I'm reading Buchi Emecheta's novel "The Joys of Motherhood", set in Nigeria around WWII, and there's a bit where the white master addresses his 'house-boy' as 'baboon'. She writes:
"his laughter was inspired by that type of wickedness that reduces any man, white or black, intelligent or not, to a new low; lower than the basest of animals, for animals at least respected each other's feelings, each other's dignity."
I've sometimes drawn a comparison between my experience of bullying and what I imagine it must be like to be the target of racism. There are crucial differences: the people who continually, unpredictably chipped away at my soul in high school were not trying to keep a whole class of people* miserable, afraid, and aware of how unwelcome they were; and once I escaped high school, I escaped them**. There's no such merciful exit for the young hijabi, the Indigenous athlete, the Sudanese refugee - all the Australians who have to cope with harassment from the media and in the street on top of systemic racism.
That constant drip-drip-drip is what makes people sometimes suddenly explode over seemingly small insults. I don't know what it's like to live with bigotry day in and day out, but I do know what the drip-drip-drip can do to you. When I read Buchi Emecheta's words, the familiar and infinite rage rose up in me. It's there now, in my chest and arms, almost nauseating. I think she may have been feeling something like the same feeling when she condemned the people who stoop to "that type of wickedness".

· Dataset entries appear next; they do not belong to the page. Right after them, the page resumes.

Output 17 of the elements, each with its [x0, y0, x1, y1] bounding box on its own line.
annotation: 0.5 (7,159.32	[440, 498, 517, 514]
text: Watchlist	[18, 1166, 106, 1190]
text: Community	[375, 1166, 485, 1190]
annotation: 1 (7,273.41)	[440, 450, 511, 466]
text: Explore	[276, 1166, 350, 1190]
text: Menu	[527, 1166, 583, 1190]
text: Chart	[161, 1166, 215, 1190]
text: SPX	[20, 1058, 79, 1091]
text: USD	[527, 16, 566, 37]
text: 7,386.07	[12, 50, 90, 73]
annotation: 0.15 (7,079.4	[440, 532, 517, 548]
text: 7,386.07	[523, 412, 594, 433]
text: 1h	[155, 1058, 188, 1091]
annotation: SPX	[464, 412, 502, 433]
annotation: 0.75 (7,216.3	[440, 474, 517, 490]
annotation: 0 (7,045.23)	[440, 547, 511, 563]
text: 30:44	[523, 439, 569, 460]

* Although there was gender policing involved; I would not have been the only young woman being called a "lemon" for being insufficiently feminine.
** With the exception of the Unpleasantness here in lj, many years ago now, which forced me to deal with the damage from high school - as well as requiring me to broaden my horizons, which led directly to the discovery of Emecheta, now one of my favourite authors.